The attack on the hotel 3 1/2 hours later sent a ripple of fear and anger through the neighborhood. Emotions ran especially high among the neighbors who narrowly avoided getting hurt.
“This is Islamic?” Atheer Nouri, 40, said angrily. “This is not Islam.” Nouri’s metal front door was blown into his living room by the explosion. A two-foot blackened shard from an automobile had landed in the courtyard in front of his apartment.
Jamal Baban, 50, an unemployed laborer who lives a few dozen yards from the hotel, was in his living room when he heard the blast. Inside his children’s bedroom, large chunks of concrete blanketed the bed of his 13-year-old son, Muhammad, all but obscuring the blue sheet underneath.
Muhammad and his 10-year-old sister were visiting an uncle at the time of the explosion, and Baban’s two teen-age daughters were watching television in the living room. “Thanks be to God,” Baban said, holding an oil lamp because the electricity had been knocked out.
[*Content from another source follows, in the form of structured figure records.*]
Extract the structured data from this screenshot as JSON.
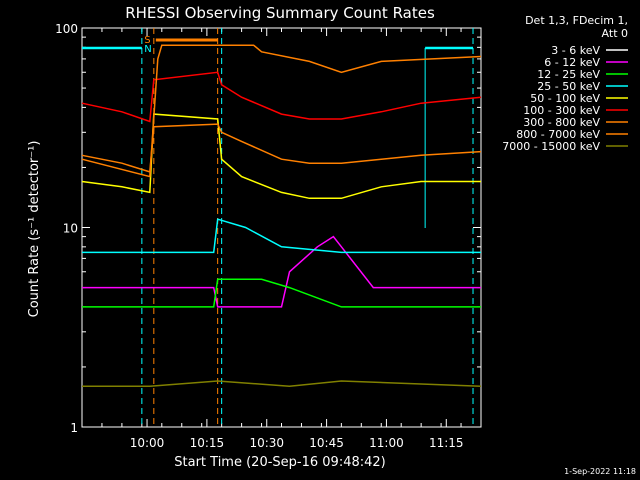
{
  "chart_data": {
    "type": "line",
    "title": "RHESSI Observing Summary Count Rates",
    "xlabel": "Start Time (20-Sep-16 09:48:42)",
    "ylabel": "Count Rate (s⁻¹ detector⁻¹)",
    "y_scale": "log",
    "ylim": [
      1,
      100
    ],
    "y_ticks": [
      {
        "v": 1,
        "label": "1"
      },
      {
        "v": 10,
        "label": "10"
      },
      {
        "v": 100,
        "label": "100"
      }
    ],
    "x_range_min": [
      -5,
      95
    ],
    "x_ticks": [
      {
        "v": 11.3,
        "label": "10:00"
      },
      {
        "v": 26.3,
        "label": "10:15"
      },
      {
        "v": 41.3,
        "label": "10:30"
      },
      {
        "v": 56.3,
        "label": "10:45"
      },
      {
        "v": 71.3,
        "label": "11:00"
      },
      {
        "v": 86.3,
        "label": "11:15"
      }
    ],
    "legend_header": [
      "Det 1,3, FDecim 1,",
      "Att 0"
    ],
    "legend_placement": "right",
    "series": [
      {
        "name": "3 - 6 keV",
        "color": "#ffffff",
        "values": []
      },
      {
        "name": "6 - 12 keV",
        "color": "#ff00ff",
        "values": [
          [
            -5,
            5
          ],
          [
            10,
            5
          ],
          [
            12,
            5
          ],
          [
            28,
            5
          ],
          [
            29,
            4
          ],
          [
            45,
            4
          ],
          [
            47,
            6
          ],
          [
            54,
            8
          ],
          [
            58,
            9
          ],
          [
            60,
            8
          ],
          [
            68,
            5
          ],
          [
            80,
            5
          ],
          [
            95,
            5
          ]
        ]
      },
      {
        "name": "12 - 25 keV",
        "color": "#00ff00",
        "values": [
          [
            -5,
            4
          ],
          [
            12,
            4
          ],
          [
            28,
            4
          ],
          [
            29,
            5.5
          ],
          [
            40,
            5.5
          ],
          [
            47,
            5
          ],
          [
            60,
            4
          ],
          [
            80,
            4
          ],
          [
            95,
            4
          ]
        ]
      },
      {
        "name": "25 - 50 keV",
        "color": "#00ffff",
        "values": [
          [
            -5,
            7.5
          ],
          [
            12,
            7.5
          ],
          [
            28,
            7.5
          ],
          [
            29,
            11
          ],
          [
            36,
            10
          ],
          [
            45,
            8
          ],
          [
            60,
            7.5
          ],
          [
            80,
            7.5
          ],
          [
            95,
            7.5
          ]
        ]
      },
      {
        "name": "50 - 100 keV",
        "color": "#ffff00",
        "values": [
          [
            -5,
            17
          ],
          [
            5,
            16
          ],
          [
            12,
            15
          ],
          [
            13,
            37
          ],
          [
            29,
            35
          ],
          [
            30,
            22
          ],
          [
            35,
            18
          ],
          [
            45,
            15
          ],
          [
            52,
            14
          ],
          [
            60,
            14
          ],
          [
            70,
            16
          ],
          [
            80,
            17
          ],
          [
            95,
            17
          ]
        ]
      },
      {
        "name": "100 - 300 keV",
        "color": "#ff0000",
        "values": [
          [
            -5,
            42
          ],
          [
            5,
            38
          ],
          [
            12,
            34
          ],
          [
            13,
            55
          ],
          [
            29,
            60
          ],
          [
            30,
            52
          ],
          [
            35,
            45
          ],
          [
            45,
            37
          ],
          [
            52,
            35
          ],
          [
            60,
            35
          ],
          [
            70,
            38
          ],
          [
            80,
            42
          ],
          [
            95,
            45
          ]
        ]
      },
      {
        "name": "300 - 800 keV",
        "color": "#ff8000",
        "values": [
          [
            -5,
            23
          ],
          [
            5,
            21
          ],
          [
            12,
            19
          ],
          [
            13,
            32
          ],
          [
            29,
            33
          ],
          [
            30,
            30
          ],
          [
            35,
            27
          ],
          [
            45,
            22
          ],
          [
            52,
            21
          ],
          [
            60,
            21
          ],
          [
            70,
            22
          ],
          [
            80,
            23
          ],
          [
            95,
            24
          ]
        ]
      },
      {
        "name": "800 - 7000 keV",
        "color": "#ff8000",
        "values": [
          [
            -5,
            22
          ],
          [
            12,
            18
          ],
          [
            14,
            70
          ],
          [
            15,
            82
          ],
          [
            38,
            82
          ],
          [
            40,
            76
          ],
          [
            52,
            68
          ],
          [
            60,
            60
          ],
          [
            70,
            68
          ],
          [
            95,
            72
          ]
        ]
      },
      {
        "name": "7000 - 15000 keV",
        "color": "#808000",
        "values": [
          [
            -5,
            1.6
          ],
          [
            12,
            1.6
          ],
          [
            29,
            1.7
          ],
          [
            47,
            1.6
          ],
          [
            60,
            1.7
          ],
          [
            95,
            1.6
          ]
        ]
      }
    ],
    "flag_labels": [
      {
        "text": "S",
        "color": "#ff8000"
      },
      {
        "text": "N",
        "color": "#00ffff"
      }
    ]
  },
  "footer": {
    "timestamp": "1-Sep-2022 11:18"
  }
}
Baban’s sister, Sanaa Baban, 36, lives with their mother in the adjacent apartment house. “It was like an earthquake,” she said. “The house started shaking.”
She began praying from the Koran, reciting the central article of her faith: “There is no god but God, and Muhammad is his prophet.”
Plaster flakes from the ceiling littered the room. Sanaa Baban cut her right hand trying to clean up shards of window glass. “When the war happened, it was very far from here, not inside the capital,” she said. “Now, what God has written for us, we will see.”